With High Holiday services expanding into rented venues and filling our shuls to capacity, extra effort goes into making these gatherings secure. We held in-person trainings with staff, greeters and congregants at synagogues over the summer and have advised leadership about the current threat environment and appropriate safeguards. While each year the lead-up to High Holidays is a full-court press, security has to be a year-round commitment.
What prompted the launch of security fundamentals training webinars?
It was a follow-up to both the shooting in Washington, D.C., outside the Capital Jewish Museum, and the attack on Run for Their Lives activists in Boulder, Colorado, both of which took place outside of the protection of a Jewish facility. We realized we really wanted to reach not just Jewish organizations in our community, but community members themselves, because it’s really about being safe in your environment, wherever you are. Situational awareness is key.
There’s been an expansion of all these efforts as things have progressed … the litany of events in the last seven, eight years, right up to Oct. 7 and all the things that have happened in recent months. So the security fundamentals training we currently offer is an outgrowth of the level of concern in the community. But it’s also an opportunity to empower our community to be responsible for their own security, and for us to look out for each other.… really to be our own protectors.
We plan to hold the trainings at a regular monthly cadence and include new topics like cybersecurity. Check the Federation’s events page after the High Holidays, or email us at [email protected].
How do you personally deal with the stress that comes with your line of work?
Around the beginning of the Covid pandemic, I got off of social media.
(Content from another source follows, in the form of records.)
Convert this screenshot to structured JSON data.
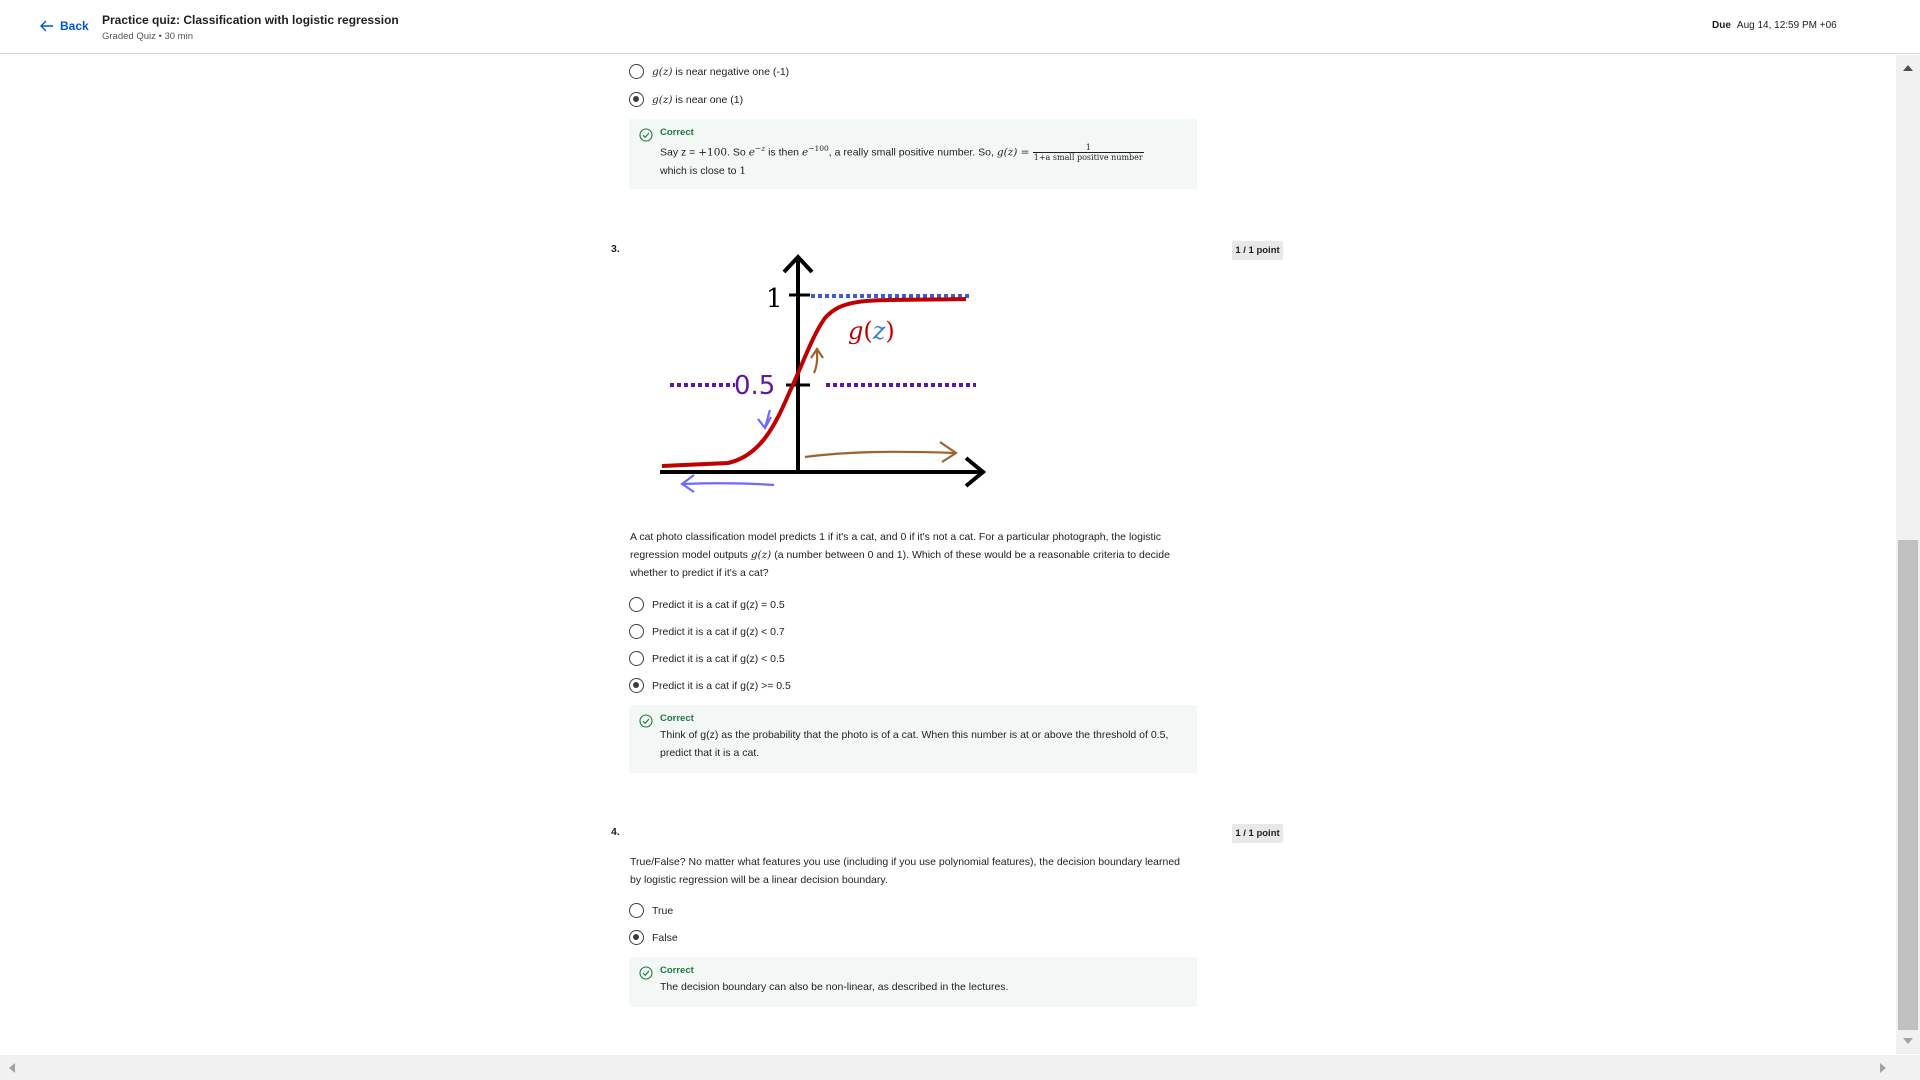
{
  "header": {
    "back_label": "Back",
    "title": "Practice quiz: Classification with logistic regression",
    "subtitle": "Graded Quiz • 30 min",
    "due_label": "Due",
    "due_date": "Aug 14, 12:59 PM +06"
  },
  "q2": {
    "options": [
      {
        "pre": "g(z)",
        "text": " is near negative one (-1)",
        "selected": false
      },
      {
        "pre": "g(z)",
        "text": " is near one (1)",
        "selected": true
      }
    ],
    "feedback": {
      "title": "Correct",
      "t1": "Say z = ",
      "m1": "+100",
      "t2": ". So ",
      "m2": "e",
      "m2sup": "−z",
      "t3": " is then ",
      "m3": "e",
      "m3sup": "−100",
      "t4": ", a really small positive number. So, ",
      "m4": "g(z) = ",
      "frac_num": "1",
      "frac_den": "1+a small positive number",
      "t5": "which is close to ",
      "m5": "1"
    }
  },
  "q3": {
    "number": "3.",
    "points": "1 / 1 point",
    "figure": {
      "label_one": "1",
      "label_half": "0.5",
      "label_g": "g",
      "label_z": "z",
      "colors": {
        "curve": "#c00000",
        "top_dash": "#3a5fcd",
        "mid_dash": "#5b1a9c",
        "arrow_blue": "#6b6bff",
        "arrow_brown": "#a0622d"
      }
    },
    "text_a": "A cat photo classification model predicts 1 if it's a cat, and 0 if it's not a cat. For a particular photograph, the logistic regression model outputs ",
    "text_m": "g(z)",
    "text_b": " (a number between 0 and 1). Which of these would be a reasonable criteria to decide whether to predict if it's a cat?",
    "options": [
      {
        "text": "Predict it is a cat if g(z) = 0.5",
        "selected": false
      },
      {
        "text": "Predict it is a cat if g(z) < 0.7",
        "selected": false
      },
      {
        "text": "Predict it is a cat if g(z) < 0.5",
        "selected": false
      },
      {
        "text": "Predict it is a cat if g(z) >= 0.5",
        "selected": true
      }
    ],
    "feedback": {
      "title": "Correct",
      "text": "Think of g(z) as the probability that the photo is of a cat. When this number is at or above the threshold of 0.5, predict that it is a cat."
    }
  },
  "q4": {
    "number": "4.",
    "points": "1 / 1 point",
    "text": "True/False? No matter what features you use (including if you use polynomial features), the decision boundary learned by logistic regression will be a linear decision boundary.",
    "options": [
      {
        "text": "True",
        "selected": false
      },
      {
        "text": "False",
        "selected": true
      }
    ],
    "feedback": {
      "title": "Correct",
      "text": "The decision boundary can also be non-linear, as described in the lectures."
    }
  }
}
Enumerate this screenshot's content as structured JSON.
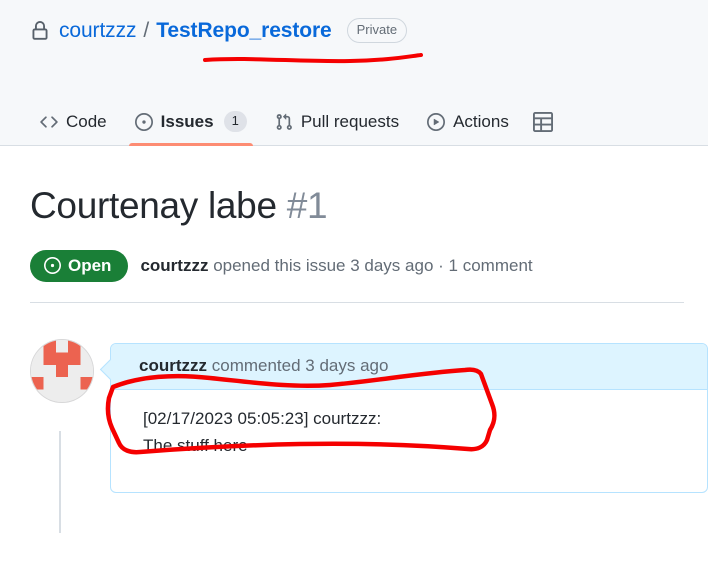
{
  "repo": {
    "lock_icon": "lock-icon",
    "owner": "courtzzz",
    "separator": "/",
    "name": "TestRepo_restore",
    "visibility_badge": "Private"
  },
  "nav": {
    "items": [
      {
        "label": "Code",
        "icon": "code-icon",
        "count": null,
        "selected": false
      },
      {
        "label": "Issues",
        "icon": "issue-opened-icon",
        "count": "1",
        "selected": true
      },
      {
        "label": "Pull requests",
        "icon": "git-pull-request-icon",
        "count": null,
        "selected": false
      },
      {
        "label": "Actions",
        "icon": "play-circle-icon",
        "count": null,
        "selected": false
      },
      {
        "label": "",
        "icon": "projects-table-icon",
        "count": null,
        "selected": false
      }
    ]
  },
  "issue": {
    "title": "Courtenay labe",
    "number": "#1",
    "state": "Open",
    "state_icon": "issue-opened-icon",
    "state_color": "#1a7f37",
    "author": "courtzzz",
    "opened_text": "opened this issue 3 days ago",
    "separator": "·",
    "comment_count": "1 comment"
  },
  "comment": {
    "avatar": "identicon-avatar",
    "author": "courtzzz",
    "action_text": "commented 3 days ago",
    "body_lines": [
      "[02/17/2023 05:05:23] courtzzz:",
      "The stuff here"
    ]
  },
  "annotations": {
    "color": "#f50000",
    "items": [
      {
        "name": "repo-name-underline",
        "shape": "wavy-line"
      },
      {
        "name": "comment-header-highlight-box",
        "shape": "hand-drawn-box"
      }
    ]
  }
}
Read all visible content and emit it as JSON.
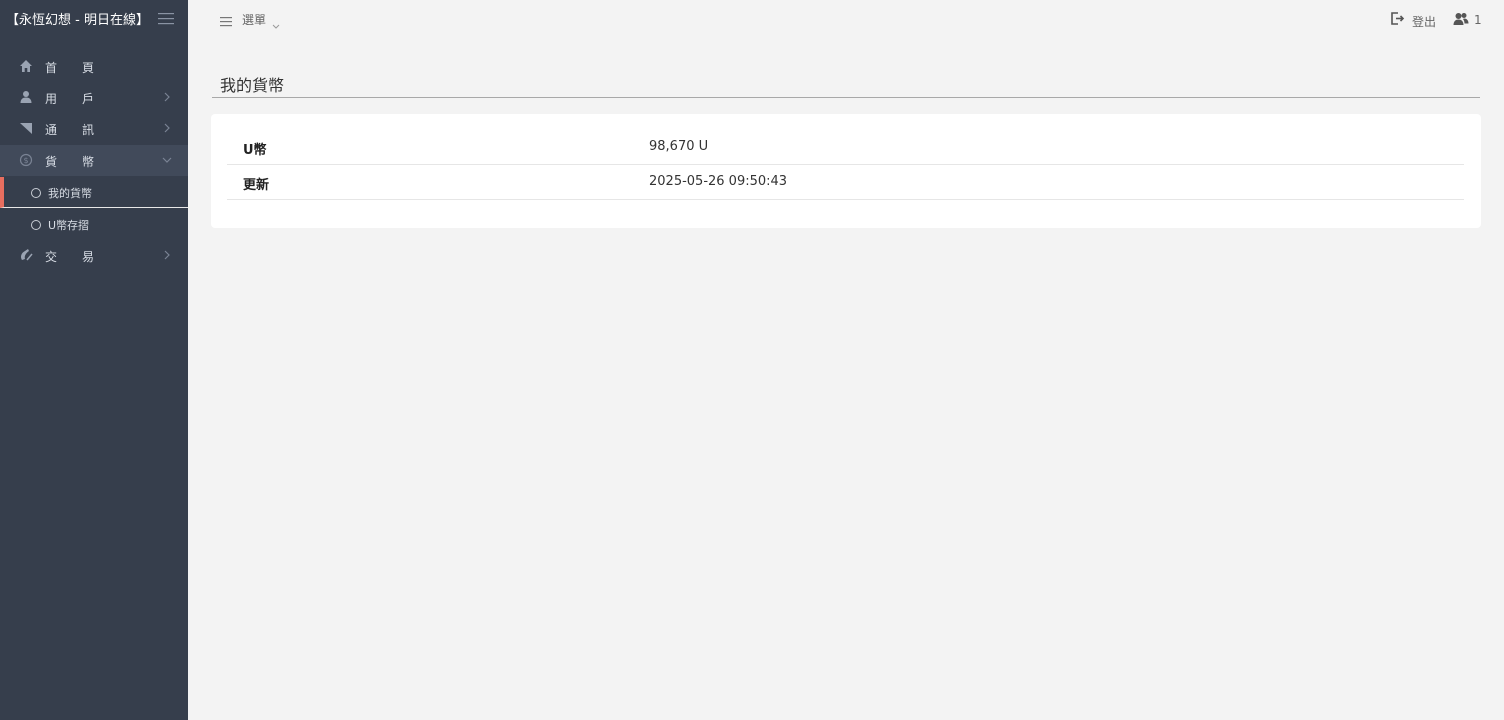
{
  "brand": {
    "title": "【永恆幻想 - 明日在線】"
  },
  "sidebar": {
    "items": [
      {
        "label": "首頁",
        "icon": "home-icon"
      },
      {
        "label": "用戶",
        "icon": "user-icon"
      },
      {
        "label": "通訊",
        "icon": "message-icon"
      },
      {
        "label": "貨幣",
        "icon": "coin-icon"
      },
      {
        "label": "交易",
        "icon": "trade-icon"
      }
    ],
    "subitems": [
      {
        "label": "我的貨幣"
      },
      {
        "label": "U幣存摺"
      }
    ]
  },
  "topbar": {
    "menu_label": "選單",
    "logout_label": "登出",
    "online_count": "1"
  },
  "main": {
    "title": "我的貨幣",
    "rows": [
      {
        "key": "U幣",
        "value": "98,670 U"
      },
      {
        "key": "更新",
        "value": "2025-05-26 09:50:43"
      }
    ]
  },
  "colors": {
    "sidebar_bg": "#363e4c",
    "active_accent": "#e86e5f",
    "page_bg": "#f3f3f3"
  }
}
Not completely, but I avoid it. I stopped being on Twitter all the time, I pulled back from Facebook significantly. I just found that [social media] reinforced all the negative trends of fear and anxiety.
The larger move is keeping perspective. I’ve had the benefit of working in a career where I had access to the information that other people didn’t have through classified sources, and getting a better sense of the scope of the problem.
Another course correction is that if we think more about the daily life choices we make, the risks that we’re taking — not to be fearful of them, but just to be alert to them — then some of the events that are much less likely can recede into the background.